Change The Culture - Part III "Dishes"
In 2014 I worked at a family summer camp, running games and playing music for kids. In our off-hours, we had to take a second shift washing dishes. It was the worst. Imagine digging through buckets of dishwater, guacamole, and refried beans for hours. That was me. I got sick three times in ten weeks.
In the middle of the chaos, the lady who managed kitchen cleanup was one of the kindest, most encouraging people I had ever met.
She gave me little plastic emeralds as I sorted silverware, telling me my hard work was really meaningful. When we would set tables for the next meal after everyone was gone, she would ask about my family, and tell me about the songs her DJ husband chose for the radio. She played music over the speakers and we all sang together as we worked. She told me she was grateful that I worked so hard.
One day it dawned on me: when she was 25 years old, did she think she’d be managing kitchen cleanup at a tiny camp when she was 50?
Did she have career aspirations?
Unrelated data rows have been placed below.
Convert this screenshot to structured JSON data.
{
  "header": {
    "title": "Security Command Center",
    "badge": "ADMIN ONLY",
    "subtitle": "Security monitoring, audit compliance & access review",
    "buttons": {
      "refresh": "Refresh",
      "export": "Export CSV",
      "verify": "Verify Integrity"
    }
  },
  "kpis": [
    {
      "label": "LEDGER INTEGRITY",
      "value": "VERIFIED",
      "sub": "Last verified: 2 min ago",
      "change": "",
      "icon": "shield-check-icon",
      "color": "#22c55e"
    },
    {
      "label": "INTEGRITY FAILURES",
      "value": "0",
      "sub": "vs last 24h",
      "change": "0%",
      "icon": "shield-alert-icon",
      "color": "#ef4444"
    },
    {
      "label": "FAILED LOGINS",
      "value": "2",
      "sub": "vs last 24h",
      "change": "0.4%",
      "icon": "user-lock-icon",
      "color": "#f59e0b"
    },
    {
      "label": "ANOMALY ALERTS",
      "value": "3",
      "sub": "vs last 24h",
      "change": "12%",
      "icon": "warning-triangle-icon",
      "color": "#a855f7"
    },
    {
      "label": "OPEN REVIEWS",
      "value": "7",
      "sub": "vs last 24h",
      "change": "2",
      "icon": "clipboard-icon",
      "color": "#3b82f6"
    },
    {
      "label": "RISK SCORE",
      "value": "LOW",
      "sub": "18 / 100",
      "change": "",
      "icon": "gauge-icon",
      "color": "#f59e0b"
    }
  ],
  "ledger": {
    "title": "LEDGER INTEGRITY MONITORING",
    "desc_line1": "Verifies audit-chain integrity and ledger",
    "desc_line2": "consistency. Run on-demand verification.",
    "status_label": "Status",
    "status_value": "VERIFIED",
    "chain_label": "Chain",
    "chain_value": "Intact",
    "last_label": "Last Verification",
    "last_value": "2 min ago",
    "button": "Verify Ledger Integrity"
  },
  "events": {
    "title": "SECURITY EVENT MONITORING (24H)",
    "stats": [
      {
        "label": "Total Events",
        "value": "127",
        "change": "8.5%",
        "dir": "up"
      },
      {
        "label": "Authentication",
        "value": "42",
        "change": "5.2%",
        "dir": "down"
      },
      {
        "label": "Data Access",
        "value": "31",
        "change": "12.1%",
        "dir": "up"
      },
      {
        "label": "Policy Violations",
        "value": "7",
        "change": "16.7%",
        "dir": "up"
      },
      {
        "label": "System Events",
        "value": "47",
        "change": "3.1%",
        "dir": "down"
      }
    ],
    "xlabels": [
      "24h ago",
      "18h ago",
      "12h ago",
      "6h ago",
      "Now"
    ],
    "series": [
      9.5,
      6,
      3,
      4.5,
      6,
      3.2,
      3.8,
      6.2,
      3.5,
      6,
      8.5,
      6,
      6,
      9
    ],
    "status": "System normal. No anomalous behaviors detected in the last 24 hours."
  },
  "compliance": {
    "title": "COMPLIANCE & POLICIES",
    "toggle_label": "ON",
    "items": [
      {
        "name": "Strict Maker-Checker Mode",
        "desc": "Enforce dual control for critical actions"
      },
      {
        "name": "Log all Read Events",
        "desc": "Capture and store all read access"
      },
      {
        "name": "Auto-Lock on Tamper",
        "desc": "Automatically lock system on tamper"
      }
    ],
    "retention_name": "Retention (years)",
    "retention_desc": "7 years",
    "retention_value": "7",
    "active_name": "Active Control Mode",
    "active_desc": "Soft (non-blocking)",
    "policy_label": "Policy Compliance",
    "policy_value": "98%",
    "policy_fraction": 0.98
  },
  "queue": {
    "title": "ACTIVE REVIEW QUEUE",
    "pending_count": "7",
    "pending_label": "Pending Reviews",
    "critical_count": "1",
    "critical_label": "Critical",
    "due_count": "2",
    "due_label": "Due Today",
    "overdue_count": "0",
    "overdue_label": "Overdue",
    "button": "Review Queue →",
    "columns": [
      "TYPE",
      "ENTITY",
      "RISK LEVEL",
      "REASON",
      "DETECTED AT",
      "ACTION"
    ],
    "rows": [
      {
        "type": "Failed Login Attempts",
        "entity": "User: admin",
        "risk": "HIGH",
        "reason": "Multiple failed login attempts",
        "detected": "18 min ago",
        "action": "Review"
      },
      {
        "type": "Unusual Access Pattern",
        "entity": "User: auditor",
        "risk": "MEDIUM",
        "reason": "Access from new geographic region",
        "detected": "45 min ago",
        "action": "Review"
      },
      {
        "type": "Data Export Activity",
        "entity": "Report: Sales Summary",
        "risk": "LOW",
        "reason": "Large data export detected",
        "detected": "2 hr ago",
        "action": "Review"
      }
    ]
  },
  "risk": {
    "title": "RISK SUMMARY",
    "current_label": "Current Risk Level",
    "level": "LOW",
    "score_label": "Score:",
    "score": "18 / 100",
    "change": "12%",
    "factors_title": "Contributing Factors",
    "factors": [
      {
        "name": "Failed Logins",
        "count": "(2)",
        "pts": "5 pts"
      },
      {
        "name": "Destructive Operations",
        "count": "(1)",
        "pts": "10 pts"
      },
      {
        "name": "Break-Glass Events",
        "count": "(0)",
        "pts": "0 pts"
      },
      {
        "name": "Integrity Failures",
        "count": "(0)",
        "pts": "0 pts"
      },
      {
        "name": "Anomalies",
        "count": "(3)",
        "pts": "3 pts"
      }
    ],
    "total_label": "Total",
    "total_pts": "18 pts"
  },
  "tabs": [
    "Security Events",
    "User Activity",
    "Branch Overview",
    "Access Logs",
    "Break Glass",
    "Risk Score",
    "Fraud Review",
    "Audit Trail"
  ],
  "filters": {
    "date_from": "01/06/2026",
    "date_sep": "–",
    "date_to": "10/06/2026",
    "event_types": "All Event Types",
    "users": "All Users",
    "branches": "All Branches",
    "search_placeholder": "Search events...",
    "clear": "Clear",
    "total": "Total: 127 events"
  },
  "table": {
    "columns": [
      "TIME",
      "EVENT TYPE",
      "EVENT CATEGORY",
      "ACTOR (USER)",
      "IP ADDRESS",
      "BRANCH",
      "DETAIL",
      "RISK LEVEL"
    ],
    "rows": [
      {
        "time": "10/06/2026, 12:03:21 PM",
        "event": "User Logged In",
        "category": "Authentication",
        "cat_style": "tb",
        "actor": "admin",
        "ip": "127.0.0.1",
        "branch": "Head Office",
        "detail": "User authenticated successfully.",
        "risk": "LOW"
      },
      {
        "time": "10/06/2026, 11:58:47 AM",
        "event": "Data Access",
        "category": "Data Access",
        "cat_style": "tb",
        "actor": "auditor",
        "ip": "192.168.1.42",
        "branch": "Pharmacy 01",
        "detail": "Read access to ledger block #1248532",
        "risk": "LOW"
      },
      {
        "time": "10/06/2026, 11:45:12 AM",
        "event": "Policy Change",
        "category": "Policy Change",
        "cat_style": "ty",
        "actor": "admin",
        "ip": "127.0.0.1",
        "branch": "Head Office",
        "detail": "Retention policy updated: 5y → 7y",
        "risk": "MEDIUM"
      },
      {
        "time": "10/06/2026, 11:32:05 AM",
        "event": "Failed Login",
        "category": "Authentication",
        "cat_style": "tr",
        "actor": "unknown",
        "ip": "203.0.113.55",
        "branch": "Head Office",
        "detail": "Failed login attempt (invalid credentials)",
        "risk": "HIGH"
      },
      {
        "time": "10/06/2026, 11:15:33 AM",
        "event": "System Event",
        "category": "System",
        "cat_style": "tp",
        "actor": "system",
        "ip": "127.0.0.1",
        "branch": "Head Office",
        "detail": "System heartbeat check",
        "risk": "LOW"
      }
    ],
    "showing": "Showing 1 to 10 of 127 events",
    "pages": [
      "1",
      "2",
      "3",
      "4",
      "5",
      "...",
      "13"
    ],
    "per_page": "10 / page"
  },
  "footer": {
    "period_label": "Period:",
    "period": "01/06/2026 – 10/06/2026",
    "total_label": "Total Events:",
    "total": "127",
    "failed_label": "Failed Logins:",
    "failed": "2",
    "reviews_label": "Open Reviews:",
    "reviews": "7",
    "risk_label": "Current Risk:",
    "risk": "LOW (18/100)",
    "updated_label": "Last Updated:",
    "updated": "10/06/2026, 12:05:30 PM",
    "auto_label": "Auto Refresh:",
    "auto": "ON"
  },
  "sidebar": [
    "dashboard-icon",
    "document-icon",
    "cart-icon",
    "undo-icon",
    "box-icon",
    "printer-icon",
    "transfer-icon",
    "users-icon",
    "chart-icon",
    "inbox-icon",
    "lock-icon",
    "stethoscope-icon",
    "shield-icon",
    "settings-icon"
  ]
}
Visions of success? Did she have dreams to create something meaningful? Probably. Look where she is now.
We live in a world where executives’ daughters don’t show up to their funerals, but teary-eyed students give janitors bear hugs at the end of the school year.
What’s the rub?
Obviously success and significance are not mutually exclusive. We don’t have to choose between making money and being nice. But our culture strongly prioritizes professional success over relational significance. Our culture champions cross-country relocations to make an extra $5,000. Our culture draws a thick line between hourly work and “big kid jobs”. Our culture spews out travesties like plagiarism by making students feel like the diploma is more important than actually learning.
We make sacrifices for the culture of American success. But what for? When we die, our success is forgotten. But this culture is ingrained in us from childhood, and it’s incredibly difficult to eradicate.
We need to change the culture.
If we want to change the culture, we have to empower people.
Don’t underestimate the residual power of impacting one person. One empowered person quickly inspires their spouse, children, family, friends. The ripples of this positive culture reach the shore and reshape the landscape for generations.
It starts with Friendsgiving. You’re the kind of person who creates non-traditional experiences for the benefit of others. American culture coaxes us to use that initiative to build a successful career. But the single-minded pursuit of success loses its own game. Economies change, money is spent, people die, and work is forgotten. We go back to the drawing board and we discover the influence we desire lies in how we work, not in what we do. Now we’re free to create whatever we want with the pressure off, knowing that our true significance is in every interaction with each person. And the exciting part? If we’re focused on enriching others’ lives, we’ll have a much easier time being successful.